“This is the most powerful video-generation model available for you to use in the world,” Kuaishou senior vice-president Gai Kun said at the unveiling of Kling AI 2.0 during a corporate event in Beijing.
Kling now has more than 22 million global users who have generated over 168 million video clips and 344 million images, according to Gai.
Kuaishou is among a group of Chinese Big Tech firms rushing to claim new advances in AI tools capable of producing video, following developments from TikTok owner ByteDance and Alibaba Group Holding, as Chinese firms jostle for attention against OpenAI’s Sora and Google DeepMind’s Veo 2. Alibaba owns the South China Morning Post.
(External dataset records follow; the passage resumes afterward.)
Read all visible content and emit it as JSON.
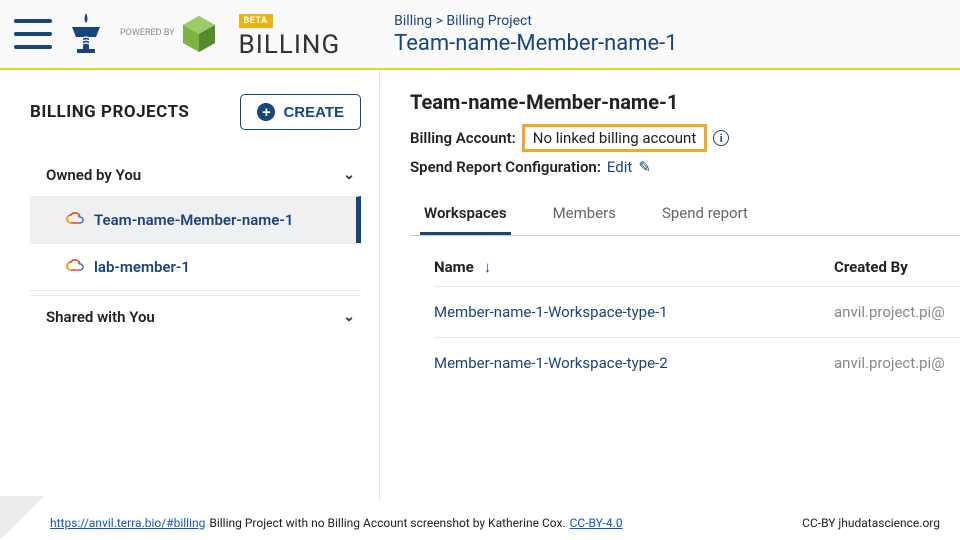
{
  "header": {
    "powered_label": "POWERED BY",
    "beta_badge": "BETA",
    "page_title": "BILLING",
    "breadcrumb_root": "Billing",
    "breadcrumb_sep": ">",
    "breadcrumb_current": "Billing Project",
    "breadcrumb_title": "Team-name-Member-name-1"
  },
  "sidebar": {
    "heading": "BILLING PROJECTS",
    "create_label": "CREATE",
    "sections": {
      "owned": "Owned by You",
      "shared": "Shared with You"
    },
    "projects": [
      {
        "name": "Team-name-Member-name-1"
      },
      {
        "name": "lab-member-1"
      }
    ]
  },
  "main": {
    "project_title": "Team-name-Member-name-1",
    "billing_account_label": "Billing Account:",
    "billing_account_value": "No linked billing account",
    "spend_config_label": "Spend Report Configuration:",
    "spend_config_action": "Edit",
    "tabs": {
      "workspaces": "Workspaces",
      "members": "Members",
      "spend": "Spend report"
    },
    "table": {
      "col_name": "Name",
      "col_created": "Created By",
      "rows": [
        {
          "name": "Member-name-1-Workspace-type-1",
          "created_by": "anvil.project.pi@"
        },
        {
          "name": "Member-name-1-Workspace-type-2",
          "created_by": "anvil.project.pi@"
        }
      ]
    }
  },
  "footer": {
    "url": "https://anvil.terra.bio/#billing",
    "caption": "Billing Project with no Billing Account  screenshot by Katherine Cox.",
    "license_link": "CC-BY-4.0",
    "right": "CC-BY  jhudatascience.org"
  }
}
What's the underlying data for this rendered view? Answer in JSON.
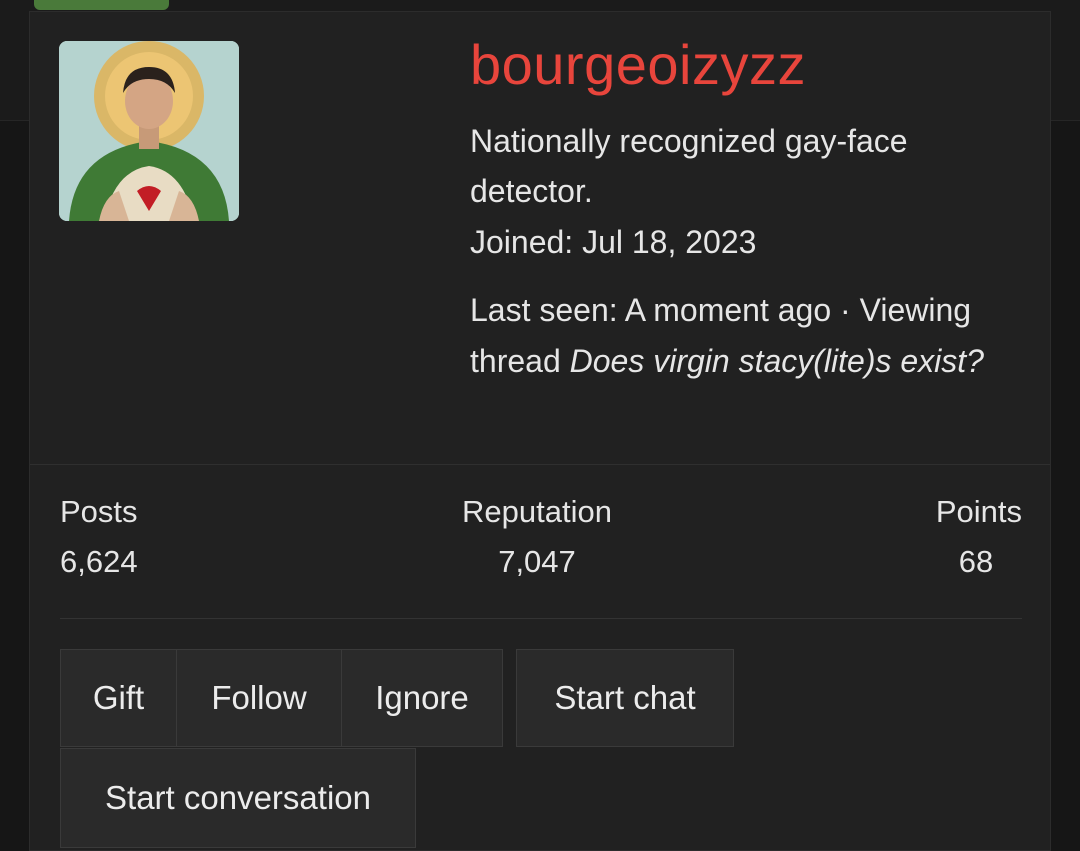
{
  "profile": {
    "username": "bourgeoizyzz",
    "title": "Nationally recognized gay-face detector.",
    "joined": "Joined: Jul 18, 2023",
    "last_seen_prefix": "Last seen: A moment ago · Viewing thread ",
    "last_seen_thread": "Does virgin stacy(lite)s exist?"
  },
  "stats": {
    "posts_label": "Posts",
    "posts_value": "6,624",
    "reputation_label": "Reputation",
    "reputation_value": "7,047",
    "points_label": "Points",
    "points_value": "68"
  },
  "actions": {
    "gift": "Gift",
    "follow": "Follow",
    "ignore": "Ignore",
    "start_chat": "Start chat",
    "start_conversation": "Start conversation"
  },
  "colors": {
    "username": "#e8453c",
    "card_bg": "#212121",
    "text": "#e6e6e6",
    "button_bg": "#2a2a2a"
  }
}
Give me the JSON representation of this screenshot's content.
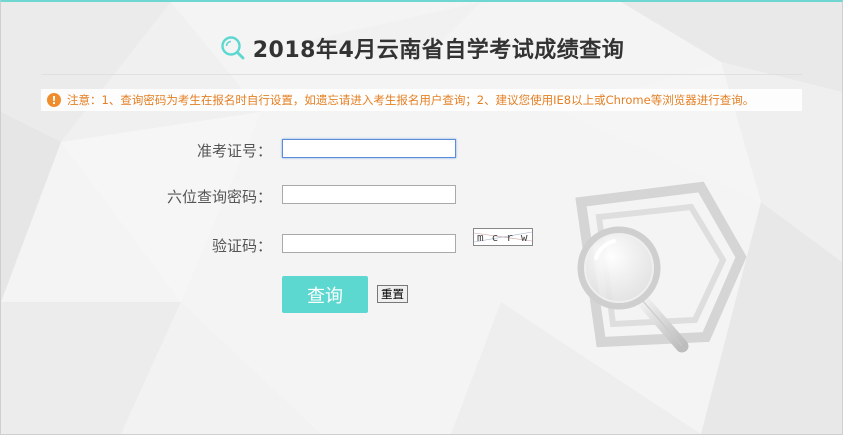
{
  "page": {
    "title": "2018年4月云南省自学考试成绩查询",
    "notice": "注意：1、查询密码为考生在报名时自行设置，如遗忘请进入考生报名用户查询；2、建议您使用IE8以上或Chrome等浏览器进行查询。"
  },
  "form": {
    "exam_id_label": "准考证号：",
    "exam_id_value": "",
    "password_label": "六位查询密码：",
    "password_value": "",
    "captcha_label": "验证码：",
    "captcha_value": "",
    "captcha_text": "mcrw",
    "query_button": "查询",
    "reset_button": "重置"
  },
  "icons": {
    "title_icon": "magnifier-outline-icon",
    "notice_icon": "exclamation-icon",
    "decoration": "magnifying-glass-icon"
  },
  "colors": {
    "accent": "#5dd8d0",
    "notice": "#e47f22",
    "notice_icon": "#ef8d2c",
    "title": "#333333"
  }
}
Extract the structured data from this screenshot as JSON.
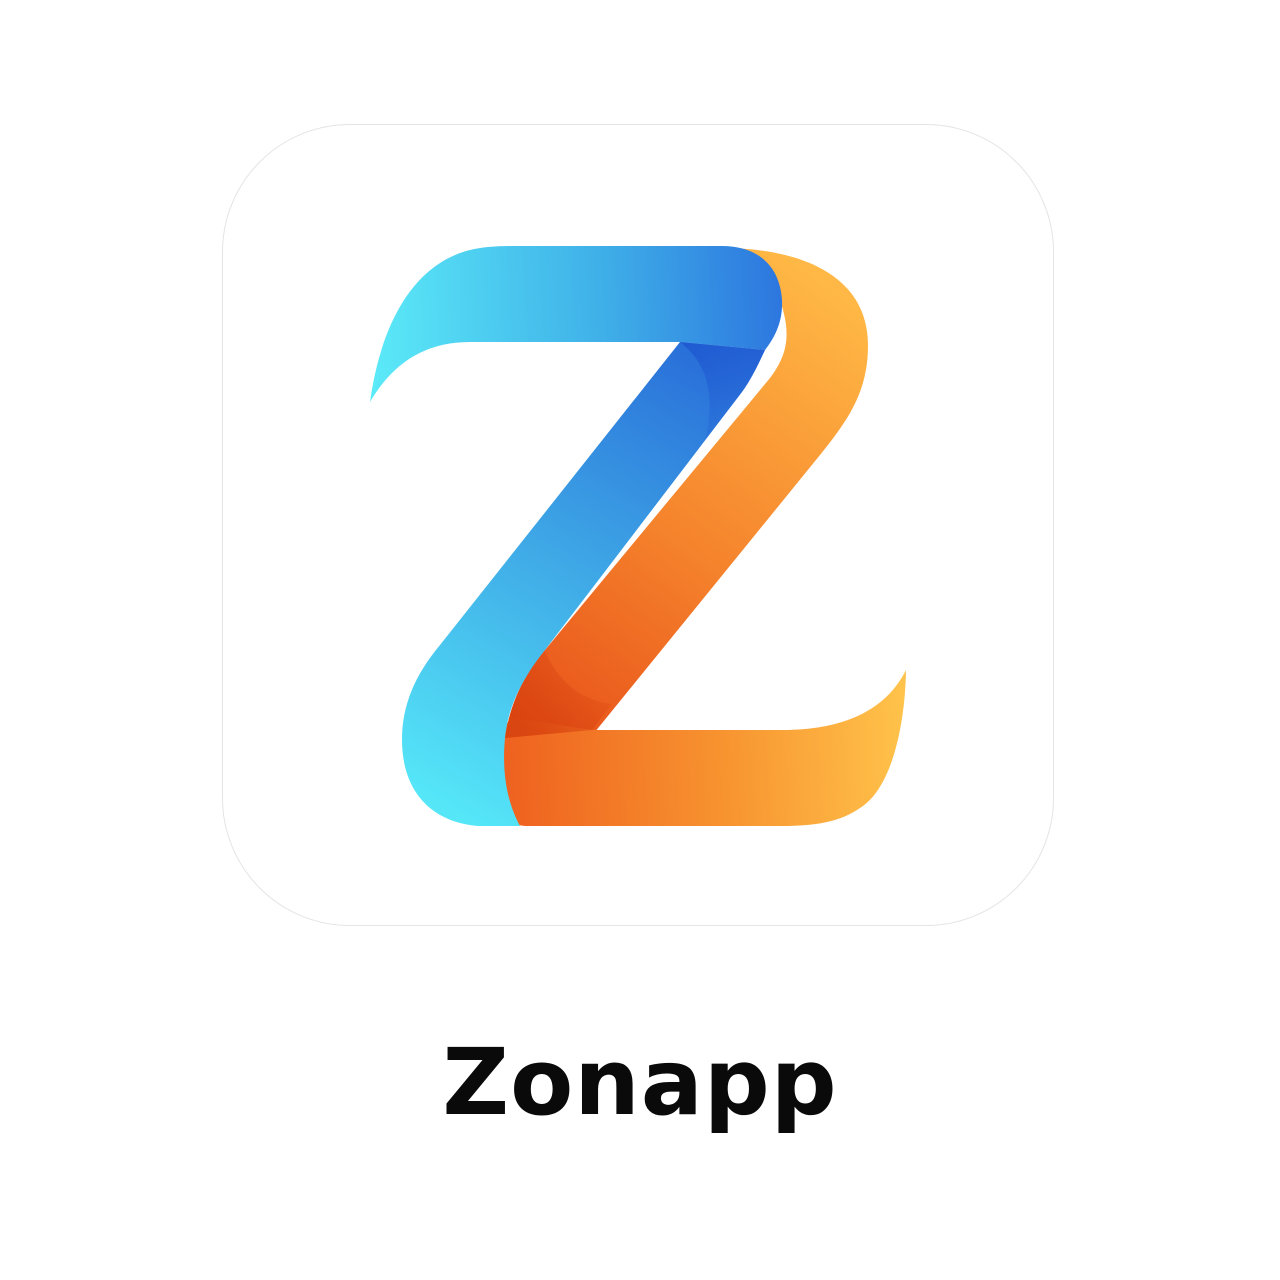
{
  "app": {
    "name": "Zonapp"
  },
  "logo": {
    "icon": "z-logo-icon",
    "colors": {
      "blue_light": "#5BEAF8",
      "blue_mid": "#3FA6E6",
      "blue_dark": "#2A6FDD",
      "orange_dark": "#EE5A1C",
      "orange_mid": "#F5862E",
      "orange_light": "#FFC24A"
    }
  }
}
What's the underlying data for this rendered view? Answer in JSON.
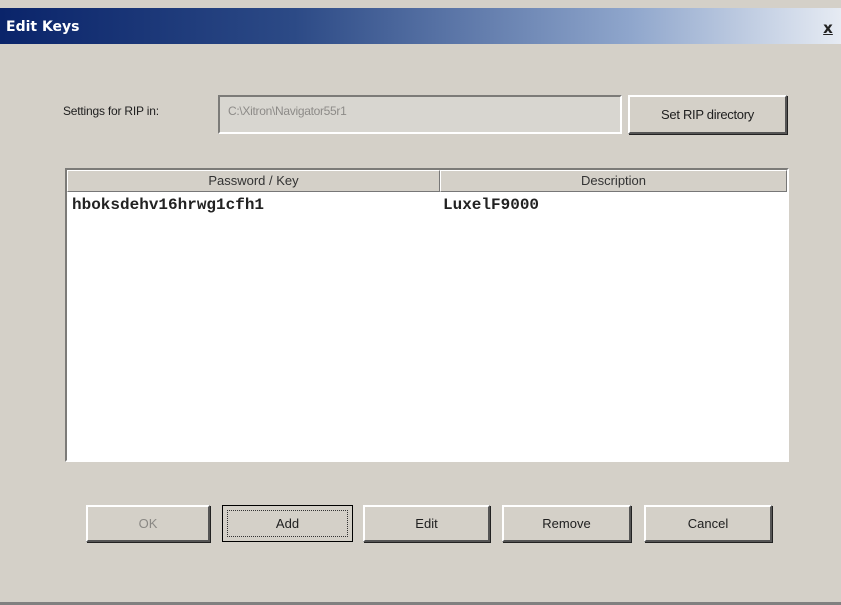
{
  "window": {
    "title": "Edit Keys",
    "close_label": "x"
  },
  "settings": {
    "label": "Settings for RIP in:",
    "path": "C:\\Xitron\\Navigator55r1",
    "set_dir_button": "Set RIP directory"
  },
  "table": {
    "columns": [
      "Password / Key",
      "Description"
    ],
    "rows": [
      {
        "key": "hboksdehv16hrwg1cfh1",
        "description": "LuxelF9000"
      }
    ]
  },
  "buttons": {
    "ok": "OK",
    "add": "Add",
    "edit": "Edit",
    "remove": "Remove",
    "cancel": "Cancel"
  },
  "colors": {
    "title_bar_start": "#0a246a",
    "dialog_face": "#d4d0c8"
  }
}
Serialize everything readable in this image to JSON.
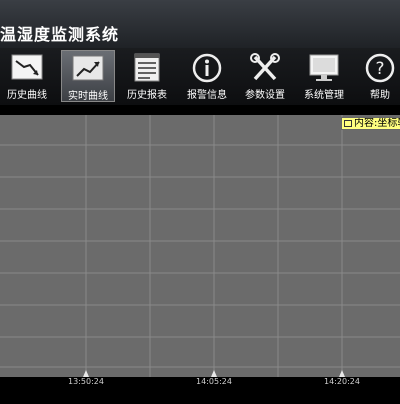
{
  "app": {
    "title": "温湿度监测系统"
  },
  "toolbar": {
    "items": [
      {
        "key": "history-curve",
        "label": "历史曲线",
        "icon": "line-chart-icon",
        "active": false
      },
      {
        "key": "realtime-curve",
        "label": "实时曲线",
        "icon": "trend-chart-icon",
        "active": true
      },
      {
        "key": "history-report",
        "label": "历史报表",
        "icon": "report-icon",
        "active": false
      },
      {
        "key": "alarm-info",
        "label": "报警信息",
        "icon": "info-icon",
        "active": false
      },
      {
        "key": "param-settings",
        "label": "参数设置",
        "icon": "tools-icon",
        "active": false
      },
      {
        "key": "system-management",
        "label": "系统管理",
        "icon": "monitor-icon",
        "active": false
      },
      {
        "key": "help",
        "label": "帮助",
        "icon": "help-icon",
        "active": false
      }
    ]
  },
  "legend": {
    "label": "内容:坐标轴"
  },
  "chart_data": {
    "type": "line",
    "x_ticks": [
      "13:50:24",
      "14:05:24",
      "14:20:24"
    ],
    "series": [],
    "grid": true
  },
  "colors": {
    "plot_bg": "#6b6b6b",
    "grid": "#8a8a8a",
    "legend_bg": "#ffff80"
  }
}
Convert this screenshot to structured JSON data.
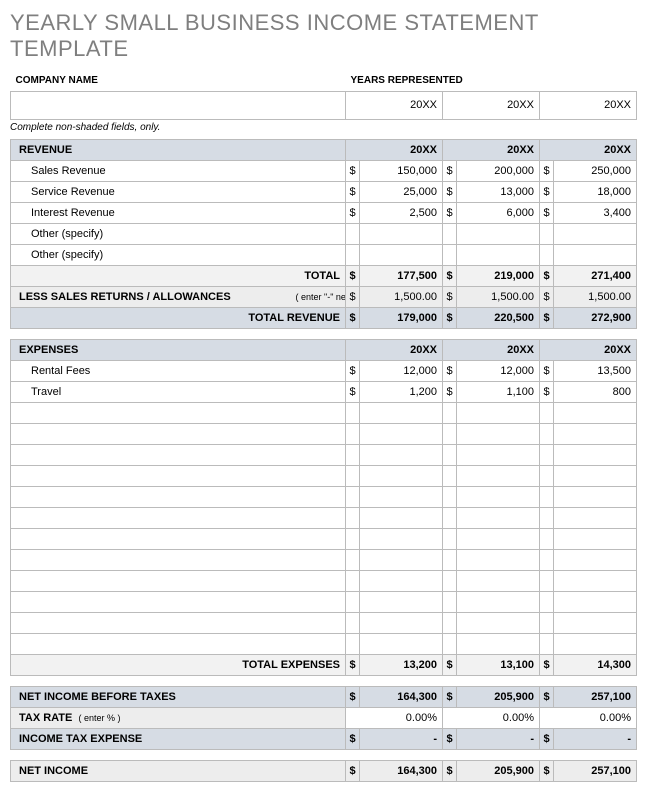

Gai said the upgraded model has made improvements in areas such as instruction-following, prompt understanding, image and movement quality, as well as in the realistic and aesthetic feel of generated clips.
Kuaishou, which is ByteDance’s main short video rival in China, unveiled the new model just months after introducing the last generation of Kling models at the end of last year.
The previous-generation models are currently ranked as the world’s top image-to-video model and the second-best text-to-video model, trailing only Google’s Veo 2, according to Artificial Analysis, a third-party service that tests and ranks global AI models.
One of the key updates in Kling AI 2.0, which is already available through the service’s website, is support for a broader range of motion and more refined control, making its videos more “punchy”, Gai said.
Kuaishou rolled out the first version of Kling AI in mid-2024, making it one of the first Chinese tech firms to introduce a competitor to OpenAI’s Sora video model, which was previewed in February 2024.
Since then, a wave of tech giants and AI start-ups have rushed to launch similar offerings, leading to fierce competition that Gai described as a “run for life” over the past two years.
In addition to ByteDance and Alibaba, social media behemoth Tencent Holdings and specialised start-ups Zhipu AI and Shengshu Tech have rushed into this area of the market.
At the event, Kuaishou also announced its NextGen project, which offers support in the form of funding, technology and exposure to help artists use its tools to create film-quality content.
While most Chinese chatbots are made freely available for anyone to use, AI video tools are often offered through a freemium model, in which users have to pay for more advanced functions.